The first point above speaks to how tightly the spring is coiled. The second point speaks to how imminent a release of the spring is likely to be.

Together, they paint a powerful picture of the potential near future of the SP.

Of course, black swans (including deep recessions) can come out of nowhere, so be careful out there!

I really want this to be true (the market finally realizing that TSLA is actually undervalued), but I feel like the macro headwinds are still too strong. Frankly I'm still trying to fathom how impulsive and knee-jerk the broader market has reacted to rising rates. Do these investors really understand why in general growth stocks aren't attractive in the face of higher rates? And if so, why penalize TSLA, a company that does not need capital raises, has extremely low debt, and a generous cash bank? TSLA is faring a bit better than a bunch of other growth stocks in my portfolio, but only barely so.

Seems like the market is very cargo culty, and as long as people just blindly reason by analogy, there's the risk that TSLA doesn't break out in the shorter term, even if P/D and margins impress in the next few quarters.

Agreed, we don't know if we've hit bottom yet. But historically, it's times like these where if you just cherrypick a handful of growth stocks blindfolded, you'll be way ahead in a decade. The market fear is overblown.
 
Trade war is already here and will only escalate. Anti CCP sentiment is bipartisan now here in the US.

The west has seen how stupid it was to make themselves dependent on bellicose fascist dictatorships as the Europe-Russia relationship has recently shown.

China needs the western market more than the west needs the Chinese market, and China needs western tech more than the west needs Chinese tech. The trade war will hurt them more than the west.

Xi bringing all the worst Black Mirror episodes to life and turning China into an increasingly dystopian nightmare surveillance state is going to crush the Chinese capacity for innovation.

I really think a lot of people here massively underestimate how terrible Xi is.

It sounds like your assessment of Xi has a strong western bias to it. The surveillance state has been there for decades, and despite that, China's tech innovations have flourished.
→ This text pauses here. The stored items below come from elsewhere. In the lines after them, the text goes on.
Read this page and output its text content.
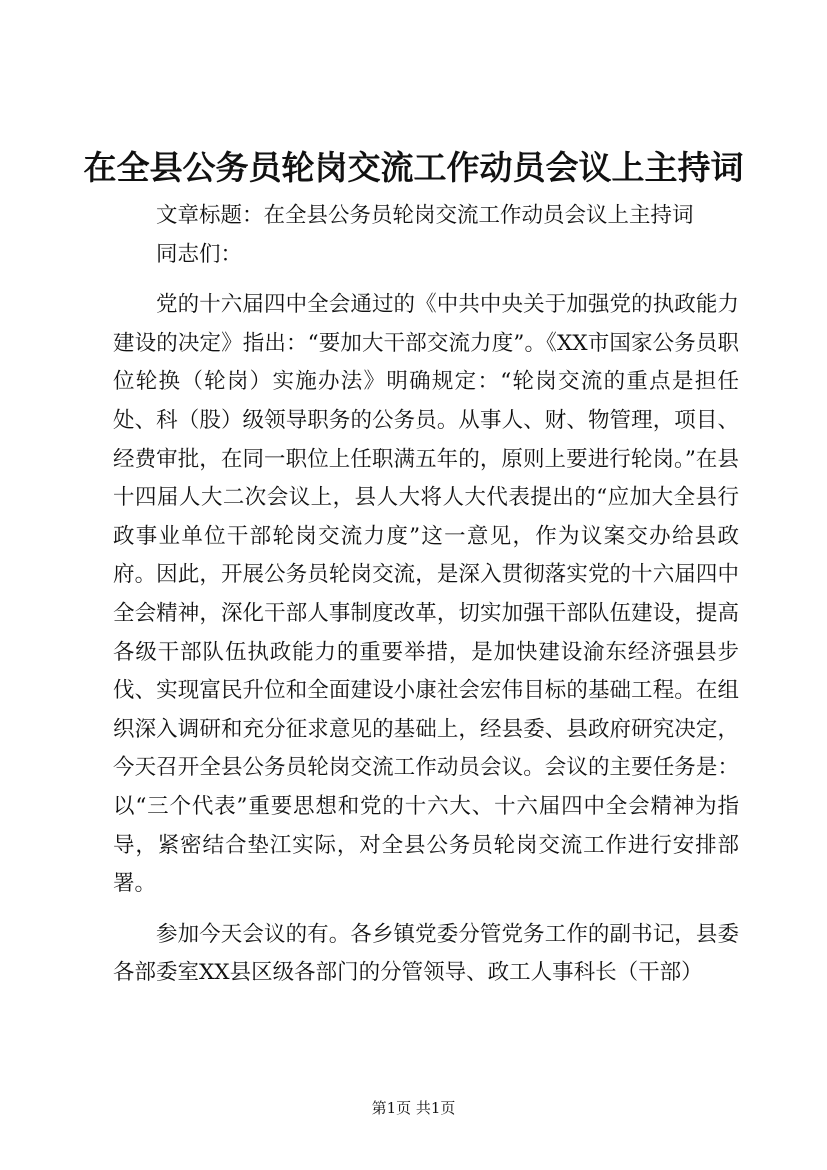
在全县公务员轮岗交流工作动员会议上主持词

文章标题：在全县公务员轮岗交流工作动员会议上主持词

同志们：

党的十六届四中全会通过的《中共中央关于加强党的执政能力建设的决定》指出：“要加大干部交流力度”。《XX市国家公务员职位轮换（轮岗）实施办法》明确规定：“轮岗交流的重点是担任处、科（股）级领导职务的公务员。从事人、财、物管理，项目、经费审批，在同一职位上任职满五年的，原则上要进行轮岗。”在县十四届人大二次会议上，县人大将人大代表提出的“应加大全县行政事业单位干部轮岗交流力度”这一意见，作为议案交办给县政府。因此，开展公务员轮岗交流，是深入贯彻落实党的十六届四中全会精神，深化干部人事制度改革，切实加强干部队伍建设，提高各级干部队伍执政能力的重要举措，是加快建设渝东经济强县步伐、实现富民升位和全面建设小康社会宏伟目标的基础工程。在组织深入调研和充分征求意见的基础上，经县委、县政府研究决定，今天召开全县公务员轮岗交流工作动员会议。会议的主要任务是：以“三个代表”重要思想和党的十六大、十六届四中全会精神为指导，紧密结合垫江实际，对全县公务员轮岗交流工作进行安排部署。

参加今天会议的有。各乡镇党委分管党务工作的副书记，县委各部委室XX县区级各部门的分管领导、政工人事科长（干部）

第1页 共1页
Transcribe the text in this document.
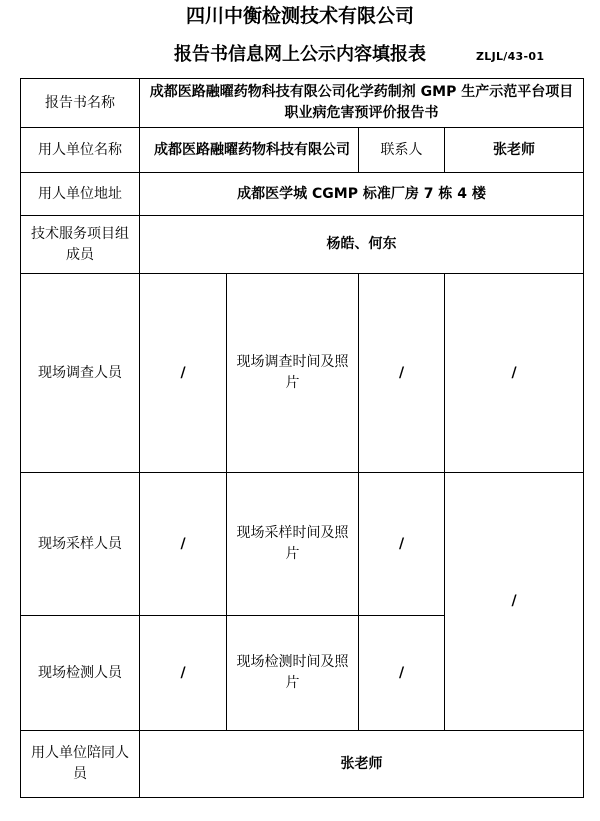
四川中衡检测技术有限公司
报告书信息网上公示内容填报表	ZLJL/43-01
报告书名称	成都医路融曜药物科技有限公司化学药制剂 GMP 生产示范平台项目职业病危害预评价报告书			
用人单位名称	成都医路融曜药物科技有限公司		联系人	张老师
用人单位地址	成都医学城 CGMP 标准厂房 7 栋 4 楼			
技术服务项目组成员	杨皓、何东			
现场调查人员	/	现场调查时间及照片	/	/
现场采样人员	/	现场采样时间及照片	/	/
现场检测人员	/	现场检测时间及照片	/	
用人单位陪同人员	张老师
Xi is widely respected in China for massively lifting those in poverty into economic prosperity. He is also much more politically savvy than his contemporaries, as well as in comparison to the leadership of the countries that China are allied with (Russia, NK , etc).

China's economic and military might is finally to the point where the west can't push them around anymore, and that has been frustrating for the west. This was most evident when the US stood idle while China played war games over Taiwan post-Pelosi visit. Stark contrast to 1996. This is another source of pride for the Chinese, after being bullied by western forces for over 200 years and seen as the 'sick man of asia'.
 
If your NPV "China" case is accurate, I should move my investment elsewhere with a predicted SP of $398 in 2030, which doesn't even revisit our current 52-week high by the end of the decade...hell, it means that I won't even break even on one lot of TSLA that I bought in January until 2029....
So all of a sudden it's a busted growth story? Too much Chinese competition just like that. I didn't realize my TSLA investment was so fragile. Are you sure all of those new Chinese EV's aren't similar to VW announcing 28 different EV models?